Collaborator: VNN Content Studio
Published: 03/22/2024, 6:56 PM

Native Commerce News is sponsored by the American Indian Chamber of Commerce of Oklahoma (AICCO), dedicated to expanding Indian Country commerce across the globe. 

Written By: Rachael Schuit

(MIDWEST CITY, Okla.) Construction. Across the country, it is a field dominated by male ownership and powered by a predominantly male workforce.

According to a recent report by the Bureau of Labor Statistics, women in construction make up just 1.25 percent of the total workforce, a mere 10.8 percent of all construction workers nationwide.

Native American construction workers make up a fraction of a percent.

Those numbers make MIA General Contracting, both Native woman-owned and Native-led, a rarity.

Heidi Hightower (Machis Creek), general manager of MIA General Contracting, has worked for the company since it was founded in 2014. The company, a Native Business member of the American Indian Chamber of Commerce of Oklahoma (AICCO), is owned by Choctaw citizen Brandy Callaway.

Hightower, a newly elected AICCO state board member, has worked in various construction departments such as accounts payable, estimating and project coordination since she was just fourteen years old.

“Both my mother and father worked for a general contractor who was actually my Godfather and so I grew up in a construction company,” Hightower said. “Two weeks after my mom gave birth to me I was under her desk and she was my rocking my carrier. As a little kid coming in after school I would help my mom by filing papers.”

In addition to serving as an OSHA and First AID CPR instructor, Hightower also took the contractor's license exam in Louisiana, obtained her Highway, Streets, Bridges, Municipal Public Works License, and her Heavy, Civil Construction and General Building Construction Licenses.

MIA General Contracting got their start in Florida, and opened their Midwest City office in Oklahoma due to their contracts with the Department of Defense (DOD), specifically Air Force bases like Tinker.

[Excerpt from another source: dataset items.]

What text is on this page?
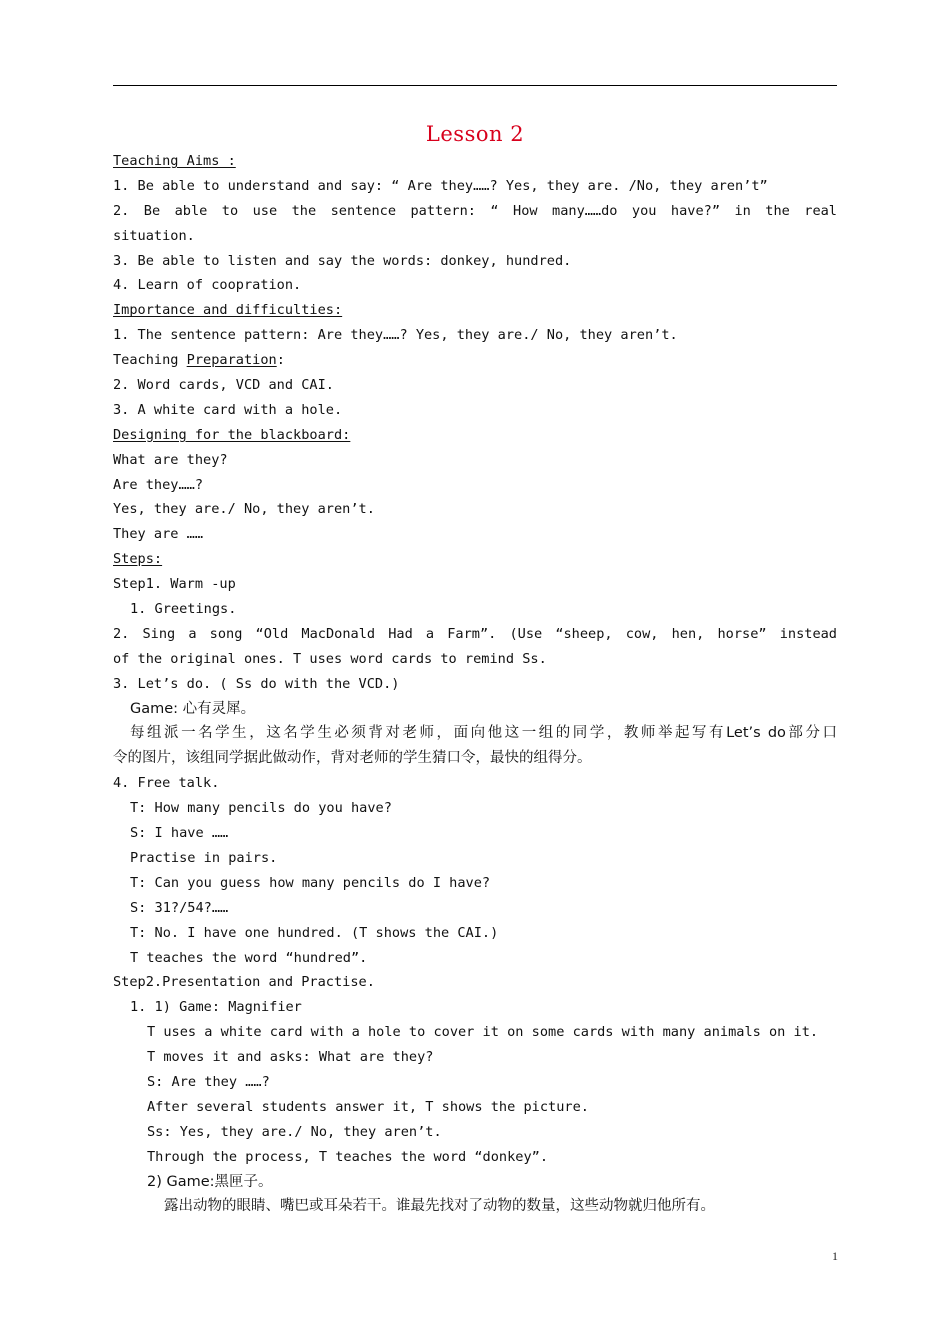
Lesson 2
Teaching Aims :
1. Be able to understand and say: “ Are they……? Yes, they are. /No, they aren’t”
2. Be able to use the sentence pattern: “ How many……do you have?” in the real
situation.
3. Be able to listen and say the words: donkey, hundred.
4. Learn of coopration.
Importance and difficulties:
1. The sentence pattern: Are they……? Yes, they are./ No, they aren’t.
Teaching Preparation:
2. Word cards, VCD and CAI.
3. A white card with a hole.
Designing for the blackboard:
What are they?
Are they……?
Yes, they are./ No, they aren’t.
They are ……
Steps:
Step1. Warm -up
1. Greetings.
2. Sing a song “Old MacDonald Had a Farm”. (Use “sheep, cow, hen, horse” instead
of the original ones. T uses word cards to remind Ss.
3. Let’s do. ( Ss do with the VCD.)
Game: 心有灵犀。
每组派一名学生，这名学生必须背对老师，面向他这一组的同学，教师举起写有Let’s do部分口
令的图片，该组同学据此做动作，背对老师的学生猜口令，最快的组得分。
4. Free talk.
T: How many pencils do you have?
S: I have ……
Practise in pairs.
T: Can you guess how many pencils do I have?
S: 31?/54?……
T: No. I have one hundred. (T shows the CAI.)
T teaches the word “hundred”.
Step2.Presentation and Practise.
1. 1) Game: Magnifier
T uses a white card with a hole to cover it on some cards with many animals on it.
T moves it and asks: What are they?
S: Are they ……?
After several students answer it, T shows the picture.
Ss: Yes, they are./ No, they aren’t.
Through the process, T teaches the word “donkey”.
2) Game:黑匣子。
露出动物的眼睛、嘴巴或耳朵若干。谁最先找对了动物的数量，这些动物就归他所有。
1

Hightower said these contracts have been important wins, in addition to the evolution of government set-asides over the last couple of years, such as Indian Small Business Economic Enterprise (ISBEE).

“I think it's important that Native businesses are around or even that we have set-asides from the federal government because of just the atrocities that have happened throughout the country's development and the ways that Native Americans were treated,” Hightower said. “It's very important for us to be able to establish our own ways of caring for ourselves.”

Hightower said the move to Oklahoma has allowed for MIA General Contracting to partner with more Native businesses and network with other Native individuals.

MIA General Contracting’s CESO certification has also helped the company secure more projects with other Native-owned businesses.

“One of the projects that I have been involved in for the Native communities was the Indian Health Center and supplying HVAC units to their medical facilities,” said Hightower. “I definitely think that that is something that's necessary and something that the government needs to really focus on is the quality of the facilities that they offer to Natives.”

Hightower said she is looking forward to even more collaboration between MIA General Contracting and other Native businesses and communities as part of her new role in AICCO leadership.

“I see us working to grow both the chamber as well as MIA’s margins,” Hightower said.